Selon plusieurs blogueurs proches du pouvoir congolais, cette visite interviendrait à l’invitation du président Félix Tshisekedi dans un contexte de rapprochement diplomatique et stratégique entre la République démocratique du Congo et les États-Unis.
Aucune confirmation officielle n’a cependant encore été communiquée ni par la Maison Blanche ni par les autorités congolaises.
Parallèlement, plusieurs publications sur les réseaux sociaux relancent également le débat autour de la future ambassade américaine à Kinshasa, présentée par certains internautes comme un “méga complexe diplomatique” destiné à dépasser la représentation diplomatique chinoise dans la capitale congolaise.
Mais selon plusieurs observateurs, ce projet d’ambassade ne serait pas directement lié au contexte politique actuel ni à une logique de rivalité immédiate avec la Chine.
Le chantier de cette nouvelle infrastructure diplomatique américaine avait été lancé il y a plusieurs années déjà dans le cadre d’un programme de modernisation des représentations diplomatiques américaines à travers le monde.Des retards auraient néanmoins été enregistrés après les tensions sécuritaires survenues en 2025 à Kinshasa, marquées notamment par des incidents visant certaines installations diplomatiques occidentales.

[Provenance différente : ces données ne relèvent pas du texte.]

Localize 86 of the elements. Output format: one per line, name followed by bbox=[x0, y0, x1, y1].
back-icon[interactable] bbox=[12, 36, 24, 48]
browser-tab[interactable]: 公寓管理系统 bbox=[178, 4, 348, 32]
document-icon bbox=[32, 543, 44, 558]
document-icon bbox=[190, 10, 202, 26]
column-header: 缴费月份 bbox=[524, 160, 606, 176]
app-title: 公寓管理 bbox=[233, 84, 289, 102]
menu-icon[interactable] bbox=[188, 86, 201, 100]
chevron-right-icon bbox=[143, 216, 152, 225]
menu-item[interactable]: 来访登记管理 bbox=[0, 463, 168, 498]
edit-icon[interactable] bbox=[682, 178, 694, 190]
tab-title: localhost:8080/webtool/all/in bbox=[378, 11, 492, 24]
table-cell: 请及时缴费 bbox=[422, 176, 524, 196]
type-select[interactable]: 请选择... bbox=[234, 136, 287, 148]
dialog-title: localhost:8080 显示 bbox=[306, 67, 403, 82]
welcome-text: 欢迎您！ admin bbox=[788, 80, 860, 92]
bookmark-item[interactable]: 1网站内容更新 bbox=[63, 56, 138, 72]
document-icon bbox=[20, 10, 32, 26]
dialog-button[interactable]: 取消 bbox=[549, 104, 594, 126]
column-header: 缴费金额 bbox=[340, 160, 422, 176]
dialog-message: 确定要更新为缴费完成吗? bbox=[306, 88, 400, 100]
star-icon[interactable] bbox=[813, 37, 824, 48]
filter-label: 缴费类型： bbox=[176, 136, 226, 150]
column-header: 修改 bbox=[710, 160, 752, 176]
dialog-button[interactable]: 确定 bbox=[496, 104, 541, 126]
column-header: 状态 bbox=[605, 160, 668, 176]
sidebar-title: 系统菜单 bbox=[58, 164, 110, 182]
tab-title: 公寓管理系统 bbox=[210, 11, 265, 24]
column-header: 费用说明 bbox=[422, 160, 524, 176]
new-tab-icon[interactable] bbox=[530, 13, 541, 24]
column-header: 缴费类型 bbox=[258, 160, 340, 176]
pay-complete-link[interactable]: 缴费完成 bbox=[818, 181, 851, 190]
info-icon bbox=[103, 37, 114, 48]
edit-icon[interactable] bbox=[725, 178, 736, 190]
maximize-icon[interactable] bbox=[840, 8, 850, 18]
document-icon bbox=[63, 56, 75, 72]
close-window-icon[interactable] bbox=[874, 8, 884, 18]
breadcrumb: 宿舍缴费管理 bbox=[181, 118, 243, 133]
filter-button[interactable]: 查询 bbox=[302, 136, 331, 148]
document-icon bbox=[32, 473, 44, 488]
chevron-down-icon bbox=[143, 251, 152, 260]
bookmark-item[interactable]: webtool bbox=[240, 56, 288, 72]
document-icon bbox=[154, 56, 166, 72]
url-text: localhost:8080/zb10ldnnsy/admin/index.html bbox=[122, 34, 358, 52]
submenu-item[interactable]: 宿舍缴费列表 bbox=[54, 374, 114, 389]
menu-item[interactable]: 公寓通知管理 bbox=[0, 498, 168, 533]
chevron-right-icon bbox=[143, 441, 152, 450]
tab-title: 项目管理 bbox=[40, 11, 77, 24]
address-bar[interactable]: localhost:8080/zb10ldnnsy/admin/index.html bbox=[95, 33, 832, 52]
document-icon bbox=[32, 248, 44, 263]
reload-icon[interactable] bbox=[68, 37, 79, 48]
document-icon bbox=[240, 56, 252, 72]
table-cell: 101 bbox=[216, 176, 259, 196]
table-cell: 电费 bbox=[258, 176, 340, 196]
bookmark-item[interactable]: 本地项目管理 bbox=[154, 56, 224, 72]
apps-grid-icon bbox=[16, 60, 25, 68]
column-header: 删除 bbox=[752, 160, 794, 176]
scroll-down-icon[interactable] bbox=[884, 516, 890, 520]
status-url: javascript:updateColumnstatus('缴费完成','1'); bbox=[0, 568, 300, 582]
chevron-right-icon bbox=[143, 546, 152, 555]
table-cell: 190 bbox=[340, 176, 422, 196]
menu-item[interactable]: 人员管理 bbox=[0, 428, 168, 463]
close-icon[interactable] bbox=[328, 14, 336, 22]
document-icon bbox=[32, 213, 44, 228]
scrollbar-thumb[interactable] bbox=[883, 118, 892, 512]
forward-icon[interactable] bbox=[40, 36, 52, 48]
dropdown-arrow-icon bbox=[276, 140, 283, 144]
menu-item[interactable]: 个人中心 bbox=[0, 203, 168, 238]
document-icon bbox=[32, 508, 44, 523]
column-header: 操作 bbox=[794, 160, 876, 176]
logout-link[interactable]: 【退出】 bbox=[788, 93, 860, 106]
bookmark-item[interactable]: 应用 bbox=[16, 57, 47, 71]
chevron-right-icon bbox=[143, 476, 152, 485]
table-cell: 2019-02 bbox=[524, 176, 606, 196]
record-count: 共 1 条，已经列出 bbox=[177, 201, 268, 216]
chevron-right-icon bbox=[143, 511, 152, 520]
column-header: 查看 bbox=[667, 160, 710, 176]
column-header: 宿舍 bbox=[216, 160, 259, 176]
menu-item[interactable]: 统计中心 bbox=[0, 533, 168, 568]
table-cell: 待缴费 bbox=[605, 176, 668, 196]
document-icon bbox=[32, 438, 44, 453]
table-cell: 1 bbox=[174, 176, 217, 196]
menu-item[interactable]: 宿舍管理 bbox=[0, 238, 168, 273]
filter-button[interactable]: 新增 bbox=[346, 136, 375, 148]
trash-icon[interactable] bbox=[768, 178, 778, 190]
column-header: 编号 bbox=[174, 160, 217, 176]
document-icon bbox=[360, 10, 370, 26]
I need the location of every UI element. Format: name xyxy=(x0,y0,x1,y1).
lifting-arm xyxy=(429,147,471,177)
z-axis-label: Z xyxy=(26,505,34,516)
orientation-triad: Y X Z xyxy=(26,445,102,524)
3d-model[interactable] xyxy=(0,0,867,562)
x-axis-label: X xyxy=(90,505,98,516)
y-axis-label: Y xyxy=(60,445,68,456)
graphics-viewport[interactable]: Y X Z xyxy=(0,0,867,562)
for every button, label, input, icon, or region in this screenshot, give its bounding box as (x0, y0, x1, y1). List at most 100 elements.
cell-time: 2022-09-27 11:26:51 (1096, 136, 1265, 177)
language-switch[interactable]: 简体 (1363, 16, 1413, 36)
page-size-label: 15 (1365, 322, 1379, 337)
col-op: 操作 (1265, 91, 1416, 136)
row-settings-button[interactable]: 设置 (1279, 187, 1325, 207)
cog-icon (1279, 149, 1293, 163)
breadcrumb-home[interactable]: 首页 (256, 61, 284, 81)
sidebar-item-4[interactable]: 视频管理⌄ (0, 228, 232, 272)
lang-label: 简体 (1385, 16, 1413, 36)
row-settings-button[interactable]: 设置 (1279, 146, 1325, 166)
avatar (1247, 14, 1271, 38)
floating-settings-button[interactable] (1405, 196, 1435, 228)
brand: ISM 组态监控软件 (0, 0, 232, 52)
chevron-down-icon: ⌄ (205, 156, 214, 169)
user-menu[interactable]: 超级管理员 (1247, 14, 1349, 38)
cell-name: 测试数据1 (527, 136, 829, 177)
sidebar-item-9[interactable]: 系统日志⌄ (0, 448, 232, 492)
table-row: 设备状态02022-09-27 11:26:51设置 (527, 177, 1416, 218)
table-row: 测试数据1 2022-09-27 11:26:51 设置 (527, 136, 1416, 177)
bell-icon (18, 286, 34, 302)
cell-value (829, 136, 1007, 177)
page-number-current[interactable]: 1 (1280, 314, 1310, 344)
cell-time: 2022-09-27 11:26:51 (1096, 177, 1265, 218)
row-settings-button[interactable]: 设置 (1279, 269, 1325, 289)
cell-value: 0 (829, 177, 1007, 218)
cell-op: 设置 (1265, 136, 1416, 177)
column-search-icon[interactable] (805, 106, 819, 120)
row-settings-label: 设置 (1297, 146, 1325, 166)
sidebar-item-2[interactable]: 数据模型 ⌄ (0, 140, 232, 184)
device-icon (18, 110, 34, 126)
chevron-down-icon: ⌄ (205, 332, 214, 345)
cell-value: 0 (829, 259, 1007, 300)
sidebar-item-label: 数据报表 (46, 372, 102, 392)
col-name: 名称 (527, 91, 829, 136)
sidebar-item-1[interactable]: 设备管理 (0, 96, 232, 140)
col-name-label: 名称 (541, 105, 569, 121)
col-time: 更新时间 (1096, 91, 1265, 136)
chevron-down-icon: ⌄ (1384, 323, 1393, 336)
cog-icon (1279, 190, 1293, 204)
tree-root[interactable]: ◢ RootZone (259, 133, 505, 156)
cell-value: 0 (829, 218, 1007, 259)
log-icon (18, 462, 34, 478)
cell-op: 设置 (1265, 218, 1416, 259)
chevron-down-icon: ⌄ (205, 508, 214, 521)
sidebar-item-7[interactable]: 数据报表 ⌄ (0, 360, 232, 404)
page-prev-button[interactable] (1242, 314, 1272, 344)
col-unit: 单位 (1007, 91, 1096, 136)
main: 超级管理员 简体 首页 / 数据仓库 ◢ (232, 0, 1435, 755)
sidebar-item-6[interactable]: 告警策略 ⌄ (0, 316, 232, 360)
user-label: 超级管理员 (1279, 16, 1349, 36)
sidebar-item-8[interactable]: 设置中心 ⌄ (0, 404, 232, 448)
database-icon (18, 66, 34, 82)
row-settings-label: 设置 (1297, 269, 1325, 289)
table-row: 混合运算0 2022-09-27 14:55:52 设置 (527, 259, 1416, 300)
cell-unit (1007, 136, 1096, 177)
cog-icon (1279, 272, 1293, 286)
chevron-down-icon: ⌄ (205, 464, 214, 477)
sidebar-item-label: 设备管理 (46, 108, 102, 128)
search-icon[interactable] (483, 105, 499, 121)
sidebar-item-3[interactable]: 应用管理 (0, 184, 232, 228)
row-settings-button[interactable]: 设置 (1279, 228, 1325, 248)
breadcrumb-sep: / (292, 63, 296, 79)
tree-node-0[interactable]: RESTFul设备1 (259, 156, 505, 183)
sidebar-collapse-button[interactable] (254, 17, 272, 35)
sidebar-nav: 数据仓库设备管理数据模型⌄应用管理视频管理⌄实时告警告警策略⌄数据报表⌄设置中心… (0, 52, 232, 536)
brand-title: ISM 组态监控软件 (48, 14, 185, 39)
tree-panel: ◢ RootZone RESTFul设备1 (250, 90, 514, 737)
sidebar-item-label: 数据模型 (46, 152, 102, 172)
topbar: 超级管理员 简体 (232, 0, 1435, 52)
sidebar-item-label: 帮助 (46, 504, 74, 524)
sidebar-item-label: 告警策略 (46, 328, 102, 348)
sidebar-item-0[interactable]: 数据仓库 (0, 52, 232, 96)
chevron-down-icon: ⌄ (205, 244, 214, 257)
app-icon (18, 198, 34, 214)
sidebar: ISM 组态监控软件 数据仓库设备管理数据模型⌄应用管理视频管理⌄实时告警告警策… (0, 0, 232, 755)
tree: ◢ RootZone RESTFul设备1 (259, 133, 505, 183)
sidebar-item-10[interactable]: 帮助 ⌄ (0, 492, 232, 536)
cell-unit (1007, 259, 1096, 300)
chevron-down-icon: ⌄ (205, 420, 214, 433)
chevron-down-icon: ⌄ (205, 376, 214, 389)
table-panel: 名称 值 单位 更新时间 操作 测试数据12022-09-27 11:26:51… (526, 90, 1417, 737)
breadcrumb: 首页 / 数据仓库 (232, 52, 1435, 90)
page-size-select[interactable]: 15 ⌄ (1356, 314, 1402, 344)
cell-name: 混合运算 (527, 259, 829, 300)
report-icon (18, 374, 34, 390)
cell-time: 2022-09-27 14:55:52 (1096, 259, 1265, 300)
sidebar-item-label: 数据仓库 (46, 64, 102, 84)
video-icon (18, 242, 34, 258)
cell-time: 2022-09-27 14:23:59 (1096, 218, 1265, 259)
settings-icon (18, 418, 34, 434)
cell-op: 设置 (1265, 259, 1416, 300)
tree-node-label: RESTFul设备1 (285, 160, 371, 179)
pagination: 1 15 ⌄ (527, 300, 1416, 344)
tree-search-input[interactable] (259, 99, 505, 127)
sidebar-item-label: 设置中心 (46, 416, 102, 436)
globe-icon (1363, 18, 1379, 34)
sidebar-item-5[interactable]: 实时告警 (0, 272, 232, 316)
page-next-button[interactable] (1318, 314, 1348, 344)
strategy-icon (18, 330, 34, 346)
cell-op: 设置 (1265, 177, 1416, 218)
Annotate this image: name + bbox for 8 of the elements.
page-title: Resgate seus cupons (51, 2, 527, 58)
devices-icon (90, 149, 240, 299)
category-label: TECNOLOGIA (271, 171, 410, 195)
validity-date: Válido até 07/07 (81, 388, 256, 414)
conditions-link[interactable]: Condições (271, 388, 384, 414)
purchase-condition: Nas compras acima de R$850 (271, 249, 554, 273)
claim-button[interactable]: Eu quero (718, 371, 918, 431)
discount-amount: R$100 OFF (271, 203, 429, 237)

Le projet devrait, selon plusieurs sources, se poursuivre jusqu’à l’horizon 2030.
Dans un contexte marqué par la compétition d’influence entre puissances étrangères en Afrique, la RDC apparaît de plus en plus comme un partenaire stratégique convoité en raison de ses ressources minières critiques, de sa position géopolitique et de son rôle potentiel dans la transition énergétique mondiale.
Pour plusieurs analystes, une éventuelle visite de Donald Trump à Kinshasa constituerait un signal diplomatique fort, alors que Washington tente de renforcer sa présence politique et économique dans la région des Grands Lacs face à la montée de l’influence chinoise et russe sur le continent africain.